O título da obra sugere práticas políticas de mulheres que resistiram a modelos preconcebidos; entretanto, alguns dos textos, mesmo que tratando de discussões dentro de uma perspectiva de gênero ou da história das mulheres, não se enquadram nessa temática.
Ademais, muitos dos textos que compõem o livro não são inéditos, já tendo sido publicados em outros periódicos; no entanto, em conjunto e correlacionados, resultam nessa obra de suma importância, que permite dar visibilidade às mulheres que, sozinhas ou mobilizadas, construíram novos paradigmas para relações sociais.

Notas
1 O gênero como categoria de análise é pensando por Joan Scott como forma primeira de significar as relações de poder. Para a autora, o gênero é pensado no sentido de teorizar a questão da diferença entre os sexos, considerado como um elemento constitutivo das relações sociais, que possibilita perceber essas diferenças (SCOTT, 1992, p. 71).
2 Obras como Uma história do feminismo no Brasil (Céli Regina PINTO, 2003) e Breve história do feminismo no Brasil (Maria Amélia TELES, 1999) refazem o caminho do feminismo brasileiro. A pesquisa intitulada Movimento de mulheres e feminismos em tempos de ditadura militar no Cone Sul (19641989), coordenada por Joana Maria Pedro e integrada pelas professoras Cristina Scheibe Wolff, Roselane Neckel e Marcos Fábio Freire Montysuma, pretende investigar a maneira como os vários feminismos e movimentos de mulheres se constituíram no Cone Sul, no período de 1964 a 1989, observando a forma como as pessoas narram identificação com o feminismo, a maneira como se organizaram e atuaram, comparando com o que ocorreu no Brasil.
3 Obras como História das mulheres no Brasil (Mary DEL PRIORE, 2001) e periódicos como Revista Estudos Feministas e Cadernos Pagu publicados no país preencheram o vazio diante da invisibilidade feminina na história.

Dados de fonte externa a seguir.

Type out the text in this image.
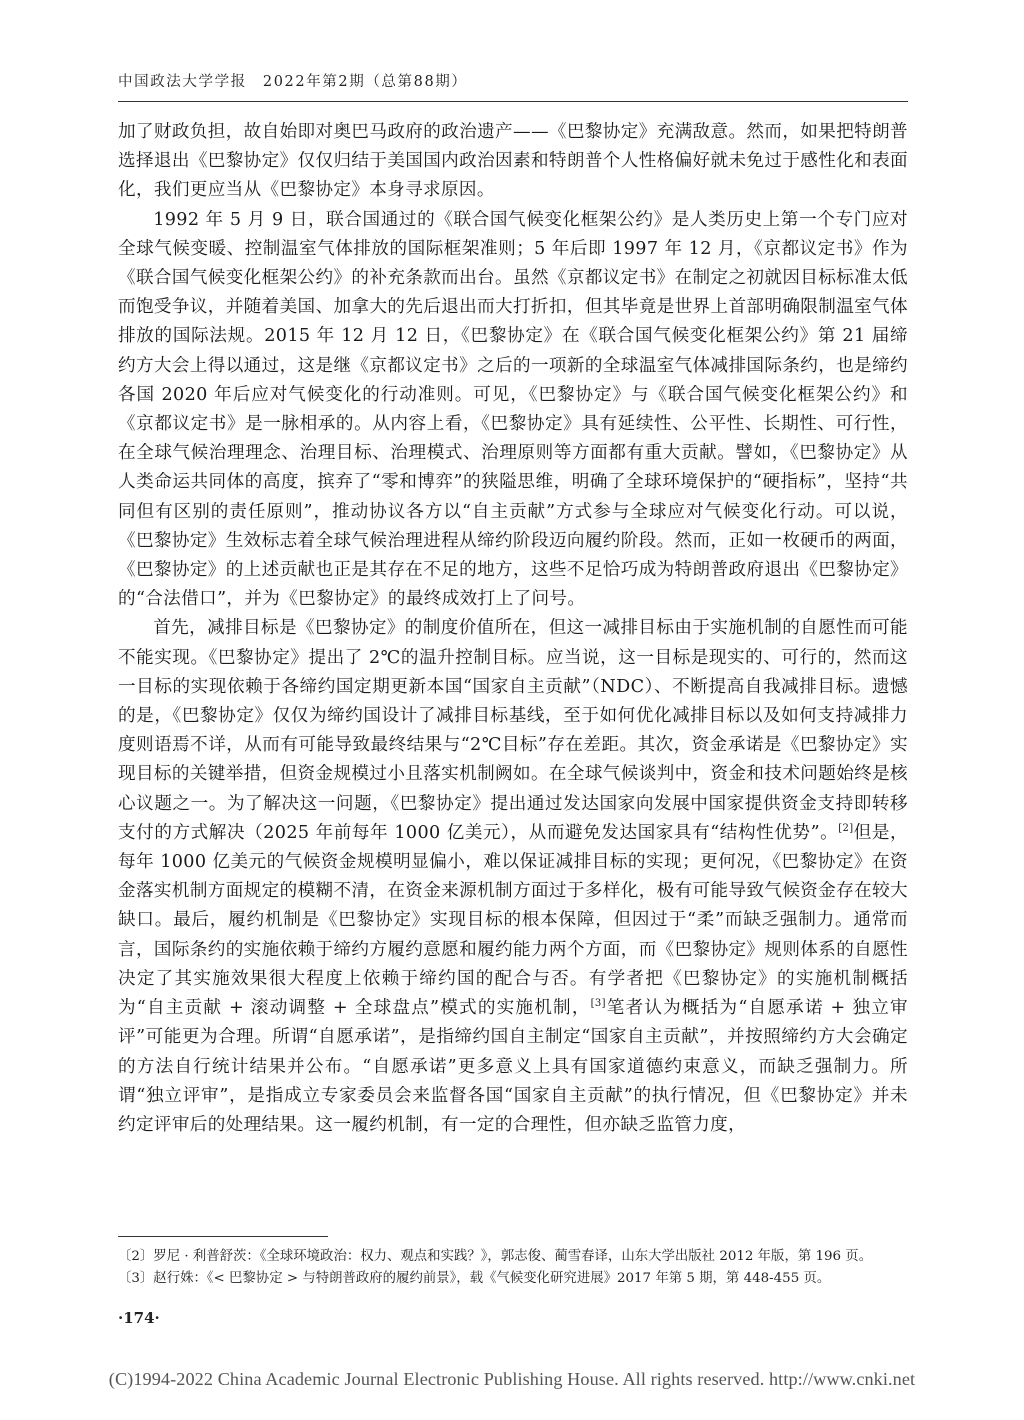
中国政法大学学报　2022年第2期（总第88期）

加了财政负担，故自始即对奥巴马政府的政治遗产——《巴黎协定》充满敌意。然而，如果把特朗普选择退出《巴黎协定》仅仅归结于美国国内政治因素和特朗普个人性格偏好就未免过于感性化和表面化，我们更应当从《巴黎协定》本身寻求原因。

1992 年 5 月 9 日，联合国通过的《联合国气候变化框架公约》是人类历史上第一个专门应对全球气候变暖、控制温室气体排放的国际框架准则；5 年后即 1997 年 12 月，《京都议定书》作为《联合国气候变化框架公约》的补充条款而出台。虽然《京都议定书》在制定之初就因目标标准太低而饱受争议，并随着美国、加拿大的先后退出而大打折扣，但其毕竟是世界上首部明确限制温室气体排放的国际法规。2015 年 12 月 12 日，《巴黎协定》在《联合国气候变化框架公约》第 21 届缔约方大会上得以通过，这是继《京都议定书》之后的一项新的全球温室气体减排国际条约，也是缔约各国 2020 年后应对气候变化的行动准则。可见，《巴黎协定》与《联合国气候变化框架公约》和《京都议定书》是一脉相承的。从内容上看，《巴黎协定》具有延续性、公平性、长期性、可行性，在全球气候治理理念、治理目标、治理模式、治理原则等方面都有重大贡献。譬如，《巴黎协定》从人类命运共同体的高度，摈弃了“零和博弈”的狭隘思维，明确了全球环境保护的“硬指标”，坚持“共同但有区别的责任原则”，推动协议各方以“自主贡献”方式参与全球应对气候变化行动。可以说，《巴黎协定》生效标志着全球气候治理进程从缔约阶段迈向履约阶段。然而，正如一枚硬币的两面，《巴黎协定》的上述贡献也正是其存在不足的地方，这些不足恰巧成为特朗普政府退出《巴黎协定》的“合法借口”，并为《巴黎协定》的最终成效打上了问号。

首先，减排目标是《巴黎协定》的制度价值所在，但这一减排目标由于实施机制的自愿性而可能不能实现。《巴黎协定》提出了 2℃的温升控制目标。应当说，这一目标是现实的、可行的，然而这一目标的实现依赖于各缔约国定期更新本国“国家自主贡献”（NDC）、不断提高自我减排目标。遗憾的是，《巴黎协定》仅仅为缔约国设计了减排目标基线，至于如何优化减排目标以及如何支持减排力度则语焉不详，从而有可能导致最终结果与“2℃目标”存在差距。其次，资金承诺是《巴黎协定》实现目标的关键举措，但资金规模过小且落实机制阙如。在全球气候谈判中，资金和技术问题始终是核心议题之一。为了解决这一问题，《巴黎协定》提出通过发达国家向发展中国家提供资金支持即转移支付的方式解决（2025 年前每年 1000 亿美元），从而避免发达国家具有“结构性优势”。[2]但是，每年 1000 亿美元的气候资金规模明显偏小，难以保证减排目标的实现；更何况，《巴黎协定》在资金落实机制方面规定的模糊不清，在资金来源机制方面过于多样化，极有可能导致气候资金存在较大缺口。最后，履约机制是《巴黎协定》实现目标的根本保障，但因过于“柔”而缺乏强制力。通常而言，国际条约的实施依赖于缔约方履约意愿和履约能力两个方面，而《巴黎协定》规则体系的自愿性决定了其实施效果很大程度上依赖于缔约国的配合与否。有学者把《巴黎协定》的实施机制概括为“自主贡献 + 滚动调整 + 全球盘点”模式的实施机制，[3]笔者认为概括为“自愿承诺 + 独立审评”可能更为合理。所谓“自愿承诺”，是指缔约国自主制定“国家自主贡献”，并按照缔约方大会确定的方法自行统计结果并公布。“自愿承诺”更多意义上具有国家道德约束意义，而缺乏强制力。所谓“独立评审”，是指成立专家委员会来监督各国“国家自主贡献”的执行情况，但《巴黎协定》并未约定评审后的处理结果。这一履约机制，有一定的合理性，但亦缺乏监管力度，

〔2〕罗尼 · 利普舒茨：《全球环境政治：权力、观点和实践？》，郭志俊、蔺雪春译，山东大学出版社 2012 年版，第 196 页。

〔3〕赵行姝：《< 巴黎协定 > 与特朗普政府的履约前景》，载《气候变化研究进展》2017 年第 5 期，第 448-455 页。

·174·
(C)1994-2022 China Academic Journal Electronic Publishing House. All rights reserved. http://www.cnki.net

Referências bibliográficas
ALVES, Branca Moreira; PITANGUY, Jaqueline. O que é feminismo. 8. ed. São Paulo: Brasiliense, 1991.
DEL PRIORE, Mary (Org.). História das mulheres no Brasil. 5. ed. São Paulo: Contexto, 2001.
PINTO, Céli Regina Jardim. Uma história do feminismo no Brasil. São Paulo: Editora Fundação Perseu Abramo, 2003.
SCOTT, Joan. "História das mulheres". In: BURKE, Peter. A escrita da história: novas perspectivas. São Paulo: Ed. da UNESP, 1992. p. 63-95 .
TELES, Maria Amélia de Almeida. Breve história do feminismo no Brasil. São Paulo: Brasiliense, 1999.